Stock Configuration & Condition: The left side of the stock (above the trigger) is marked with a Defense “Eagle” acceptance stamp. The face of the grip is marked with a “circled P” proof. The last 4 digits of the serial number “2483” are painted in white inside the barrel channel which is a National Match marking. The front handguard is glued to the lower band. The wood has been built up with a bedding compound to better fit the action and the trigger group. These modifications are consistent with a National Match rifle (pages 546 to 557 of Bruce Canfield’s book, The M1 Garand Rifle).
The hardwood stock has a pistol grip, metal nose caps, a stacking loop, two sling loops and a metal buttplate with hinged door for storage in the butt. The buttplate shows scrapes. The wood shows scrapes, scratches, and compression marks.

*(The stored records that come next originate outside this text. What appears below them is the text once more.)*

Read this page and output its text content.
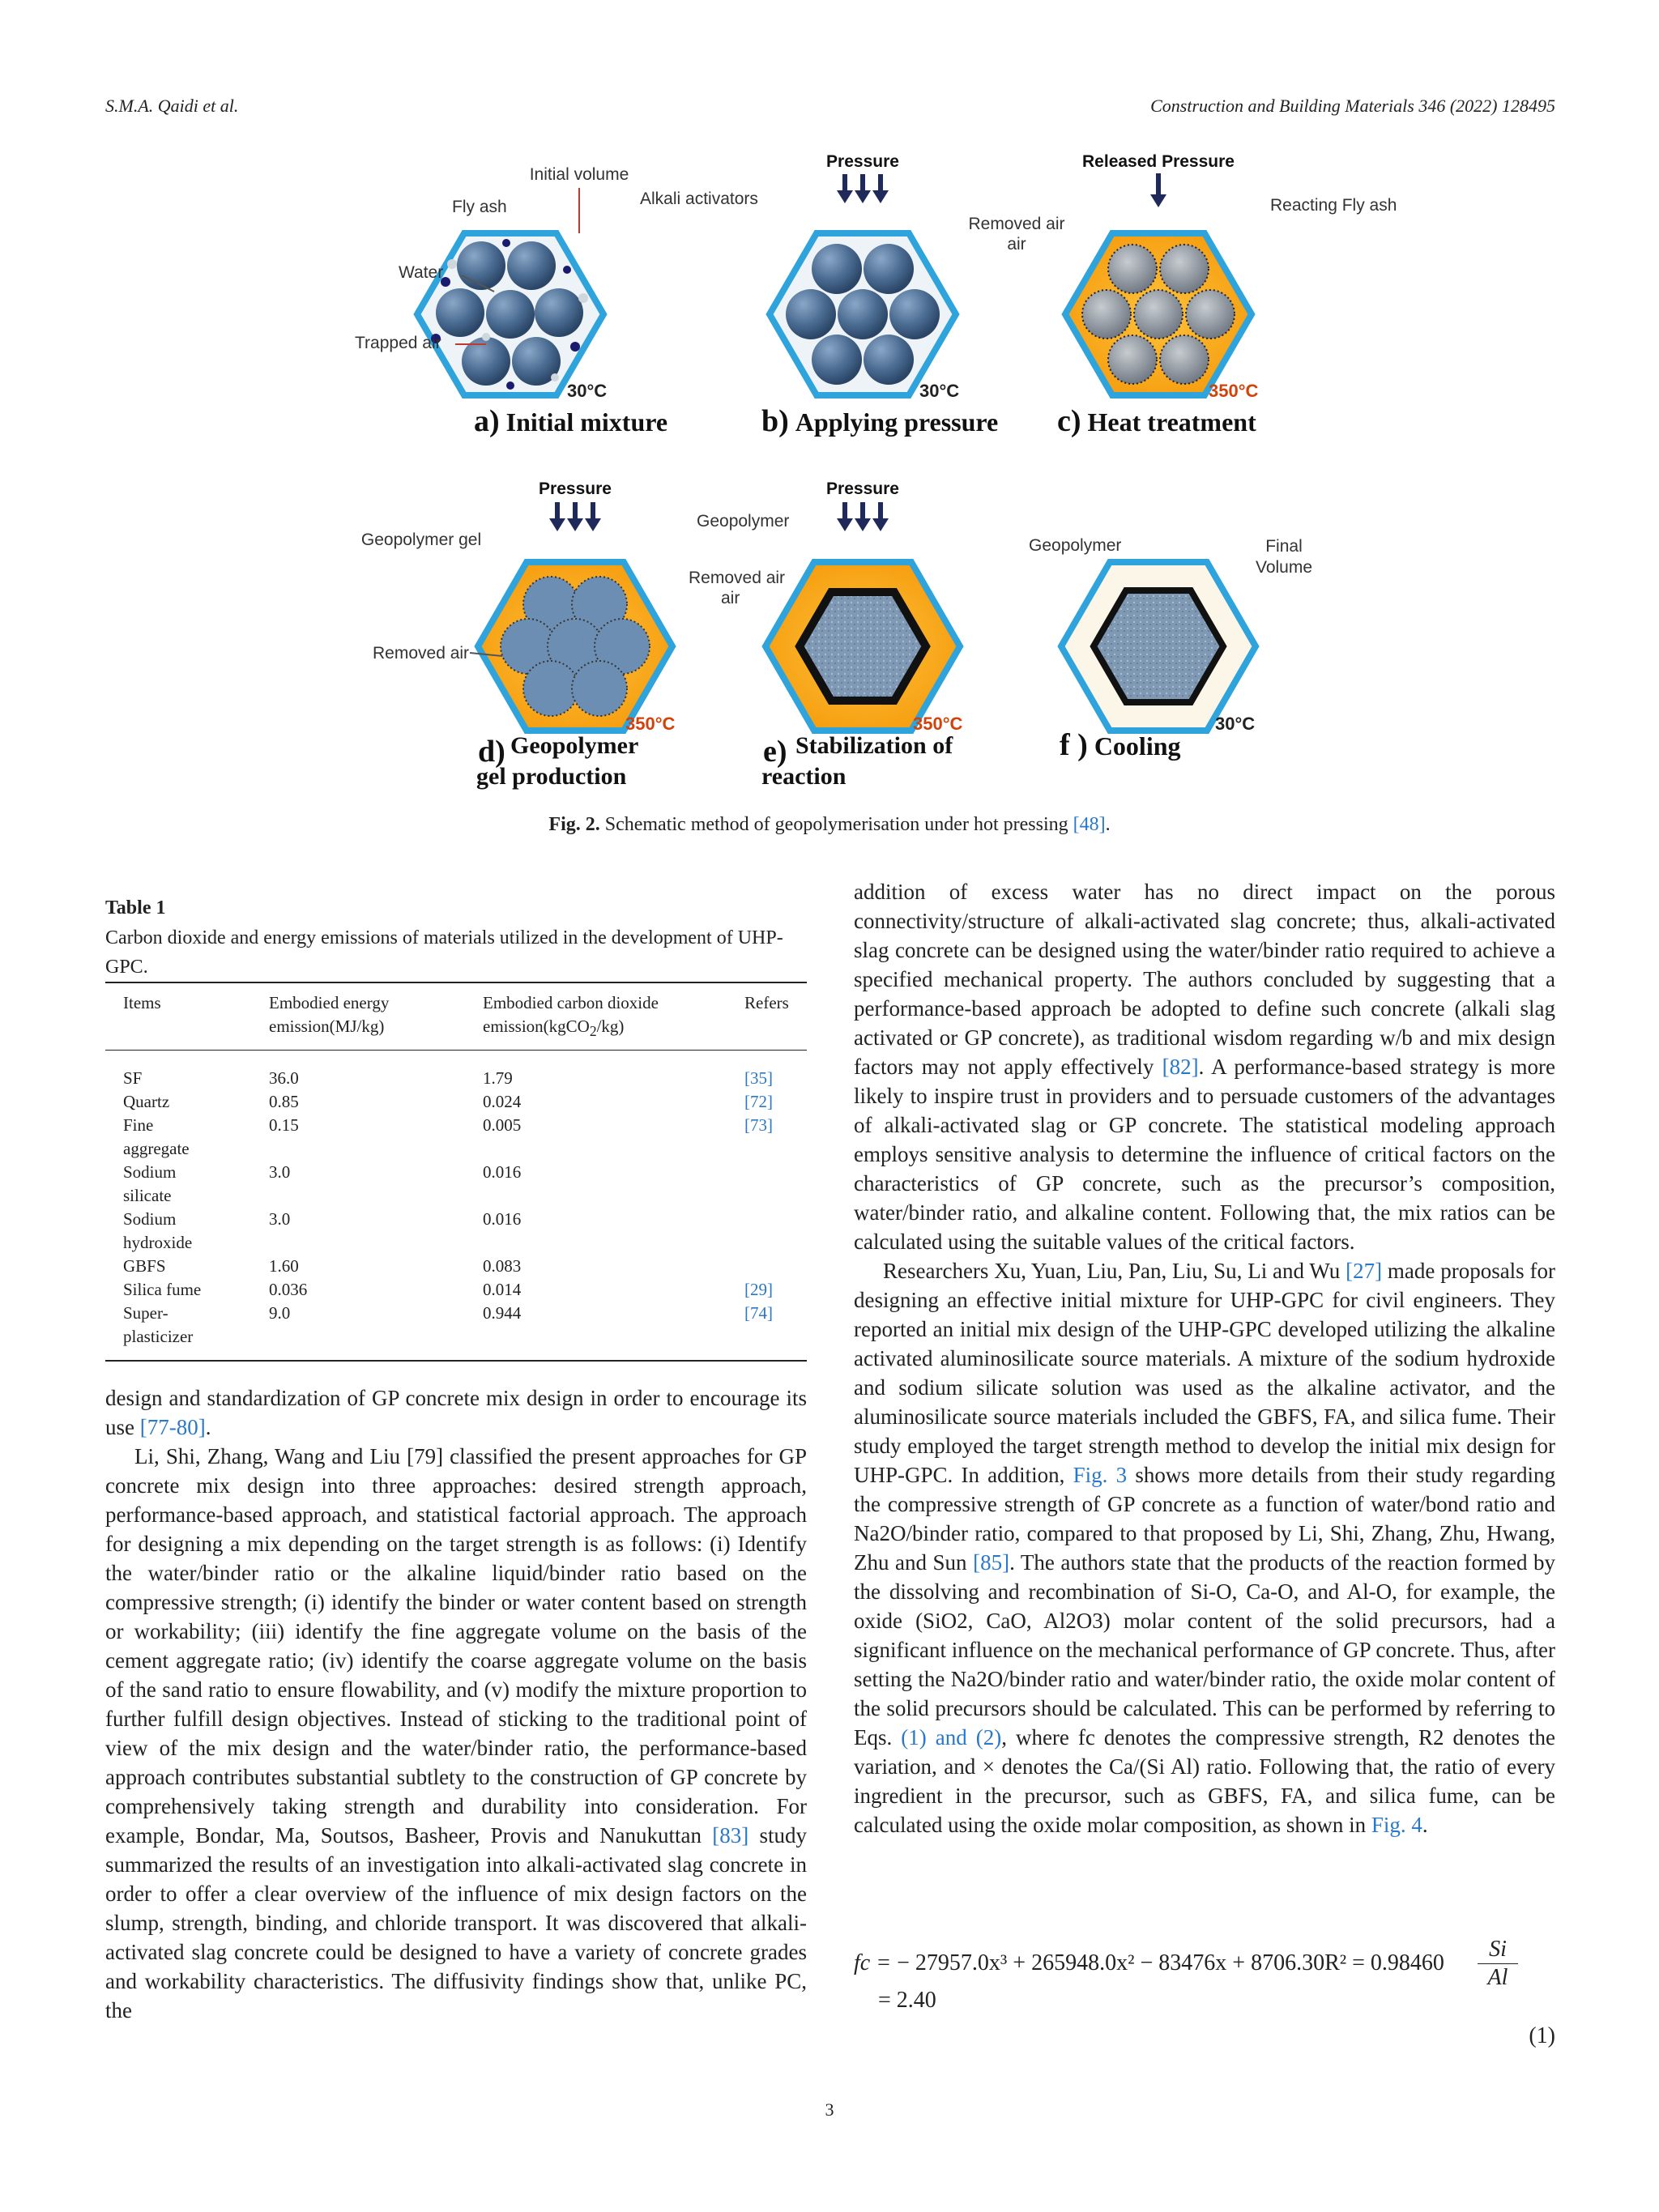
S.M.A. Qaidi et al.	Construction and Building Materials 346 (2022) 128495
30°C
Initial volume
Fly ash	Alkali activators
Water
Trapped air
a) Initial mixture
Pressure
30°C
Removed air
air
b) Applying pressure
Released Pressure
350°C
Reacting Fly ash
c) Heat treatment
Pressure
350°C
Geopolymer gel
Removed air
d) Geopolymer gel production
Pressure
350°C
Geopolymer
Removed air
air
e) Stabilization of reaction
30°C
Geopolymer	Final Volume
f ) Cooling
Fig. 2. Schematic method of geopolymerisation under hot pressing [48].
Table 1
Carbon dioxide and energy emissions of materials utilized in the development of UHP-GPC.
Items	Embodied energy emission(MJ/kg)	Embodied carbon dioxide emission(kgCO$_2$/kg)	Refers
SF	36.0	1.79	[35]
Quartz	0.85	0.024	[72]

Fine aggregate	0.15	0.005	[73]

Sodium silicate	3.0	0.016	

Sodium hydroxide	3.0	0.016	
GBFS	1.60	0.083	
Silica fume	0.036	0.014	[29]

Super-plasticizer	9.0	0.944	[74]

design and standardization of GP concrete mix design in order to encourage its use [77-80].

Li, Shi, Zhang, Wang and Liu [79] classified the present approaches for GP concrete mix design into three approaches: desired strength approach, performance-based approach, and statistical factorial approach. The approach for designing a mix depending on the target strength is as follows: (i) Identify the water/binder ratio or the alkaline liquid/binder ratio based on the compressive strength; (i) identify the binder or water content based on strength or workability; (iii) identify the fine aggregate volume on the basis of the cement aggregate ratio; (iv) identify the coarse aggregate volume on the basis of the sand ratio to ensure flowability, and (v) modify the mixture proportion to further fulfill design objectives. Instead of sticking to the traditional point of view of the mix design and the water/binder ratio, the performance-based approach contributes substantial subtlety to the construction of GP concrete by comprehensively taking strength and durability into consideration. For example, Bondar, Ma, Soutsos, Basheer, Provis and Nanukuttan [83] study summarized the results of an investigation into alkali-activated slag concrete in order to offer a clear overview of the influence of mix design factors on the slump, strength, binding, and chloride transport. It was discovered that alkali-activated slag concrete could be designed to have a variety of concrete grades and workability characteristics. The diffusivity findings show that, unlike PC, the

addition of excess water has no direct impact on the porous connectivity/structure of alkali-activated slag concrete; thus, alkali-activated slag concrete can be designed using the water/binder ratio required to achieve a specified mechanical property. The authors concluded by suggesting that a performance-based approach be adopted to define such concrete (alkali slag activated or GP concrete), as traditional wisdom regarding w/b and mix design factors may not apply effectively [82]. A performance-based strategy is more likely to inspire trust in providers and to persuade customers of the advantages of alkali-activated slag or GP concrete. The statistical modeling approach employs sensitive analysis to determine the influence of critical factors on the characteristics of GP concrete, such as the precursor’s composition, water/binder ratio, and alkaline content. Following that, the mix ratios can be calculated using the suitable values of the critical factors.

Researchers Xu, Yuan, Liu, Pan, Liu, Su, Li and Wu [27] made proposals for designing an effective initial mixture for UHP-GPC for civil engineers. They reported an initial mix design of the UHP-GPC developed utilizing the alkaline activated aluminosilicate source materials. A mixture of the sodium hydroxide and sodium silicate solution was used as the alkaline activator, and the aluminosilicate source materials included the GBFS, FA, and silica fume. Their study employed the target strength method to develop the initial mix design for UHP-GPC. In addition, Fig. 3 shows more details from their study regarding the compressive strength of GP concrete as a function of water/bond ratio and Na2O/binder ratio, compared to that proposed by Li, Shi, Zhang, Zhu, Hwang, Zhu and Sun [85]. The authors state that the products of the reaction formed by the dissolving and recombination of Si-O, Ca-O, and Al-O, for example, the oxide (SiO2, CaO, Al2O3) molar content of the solid precursors, had a significant influence on the mechanical performance of GP concrete. Thus, after setting the Na2O/binder ratio and water/binder ratio, the oxide molar content of the solid precursors should be calculated. This can be performed by referring to Eqs. (1) and (2), where fc denotes the compressive strength, R2 denotes the variation, and × denotes the Ca/(Si Al) ratio. Following that, the ratio of every ingredient in the precursor, such as GBFS, FA, and silica fume, can be calculated using the oxide molar composition, as shown in Fig. 4.

fc = − 27957.0x³ + 265948.0x² − 83476x + 8706.30R² = 0.98460
Si
Al
= 2.40
(1)
3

The most prominent are below the left side of the receiver. The LOP measures 13 inches from the front of the trigger to the back of the buttplate. The stock rates in about Very Good Plus to Fine overall condition.
Type of Finish: Parkerized
Finish Originality: Original to Arsenal Rebuild
Bore Condition: The bore is bright; semi bright near the muzzle. The rifling is deep. There is a small amount of light erosion at the muzzle. There is some erosion on the face of the muzzle. The bore shows an M.E. of 0.3. The throat shows a T.E. of 1.8.
Overall Condition: This rifle retains about 96% of its metal finish. The metal shows scuffs and light handling marks. The barrel, gas tube and trigger guard also show scrapes. The receiver and bolt show light operational wear. Most of the markings are deep. Overall, this rifle rates in about Very Good Plus to Fine condition.
Mechanics: The action functions correctly. We did not fire this rifle. As with all used firearms, a thorough cleaning may be necessary to meet your maintenance requirements.
Box, Paperwork & Accessories: None
Our Assessment: The U.S. Rifle, Caliber .30, M1 is known affectionately as “the Garand” after its inventor, John Garand. The rifle would become the first standard-issue semi-automatic infantry rifle in the world. While some countries entered the war with limited issued semi-automatic rifles or developed such rifles during the war, America was the only nation to enter with its Army issuing autoloading rifles on a large scale. General Patton famously referred to the rifle as “the greatest battle implement ever devised”. Millions were produced during WWII and hundreds of thousands afterward, seeing use through the Korean War and into the Vietnam War. Interestingly, while many other weapons and military items would see production contracts sent out to otherwise non-related companies, during WWII production remained with Springfield Armory and Winchester. It was only after the war that production would be contracted out to another gunmaker, Harrington & Richardson, as well as the agricultural equipment maker, International Harvester.
This Springfield Armory National Match M1 Garand started life as standard issue M1 Garand back in the 1950’s. The rifle was later Arsenal Rebuilt into a National Match M1 Garand. The rifle’s action uses all Springfield parts. This M1 Garand looks great and the barrel is strong & bright. This M1 Garand uses a National Match (NM) barrel, NM sights, NM gas tube and a NM op rod. The handguard is glued to the lower band and the stock’s wood has been built up with a bedding compound to better fit the action and the trigger group.
This is a nice looking National Match M1 Garand for your collection. Good luck.